Special mention should also be given to Universiti Malaysia Sarawak (Unimas), although new, have been actively involved with the natural products scene in Malaysia in the last couple of years. They have developed an anti-termite screen (Sent et Al, 1994) and are also involved in the development of other bioassays, besides being involved indirectly with the identification of several anti-HIV components from the Calophyllum trees of Sarawak (Pengsuparp et al.., 1996). The future focus of natural products research will be on Sabali and Sarawak due to the floral diversity of the two states.

PROSPECTS AND REALITIES

Biotechnology and Natural Products was the theme of the 37th Annual Meeting of the American Society of Pharmacognosy held in July 1996 which indicates the importance of biotechnology playing a major role in the search for biologically active natural products from plants and other sources. Although natural products has the chemical diversity and has been proven to be useful templates, their sustainable supply from the original biological source will always remain a problem. Obtaining the biomes through bioengineering and the products themselves from biosynthesis would be a more acceptable alternative. There have been many examples, but can biotechnology meet the challenges in this particular problem when it has been successful in others? Combinatorial chemistry can produce a variety of compounds and candidates for testing but at the present state will not be able to offer the structural diversity that natural products can.

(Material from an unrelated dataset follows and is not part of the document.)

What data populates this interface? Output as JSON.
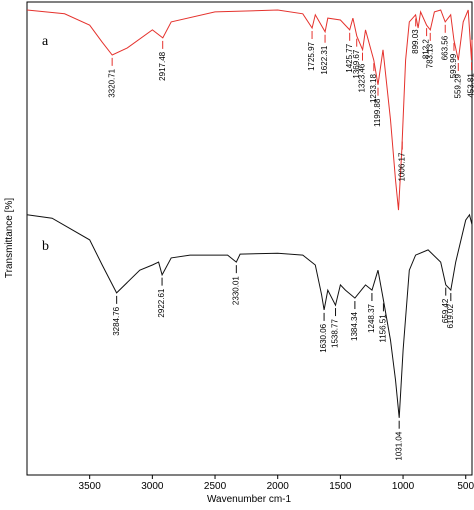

Malaysia has a small pool of scientists to work on a large flora, as such will not be able to focus on a restricted area of research in natural products without compromising the freedom to do research. But, even after forty plus years of research on the natural products of Malaysian flora, the nation has not produced any compounds of pharmaceutical interest. Even in phytomedicinals, most of the raw materials are imported from India, China and Indonesia, even though the market is getting bigger. There are few venture capitalists that are willing to invest in the production of medicinal plants or for their oils (Hunter, 1994), it is more lucrative (and sensible) to grow two of our biggest agricultural commodities, rubber and oil palm.

Bioprospecting will remain an attractive proposition as long as we have the floral diversity, but there is an urgent need to produce something more tangible out of this exercise in order to sustain the interest and commitment of the government because only they are the ones that would be willing to invest on a capital-intensive project. The prospects are there, the infrastructure and manpower is obtainable, the business realities will have to be looked into more thoroughly.


CONCLUSION

Bioprospecting and the development of a natural products drug discovery programme is something that the nation will have to address seriously. It is a long term capital-intensive programme that may or may not bring any rewards, but with the technology and advancements made in the last few years, the chances of success is good if the genetic biodiversity of the country is taken into account. The programme will have to focus not only on the national needs but also on the global demands where the market and finance is ever present.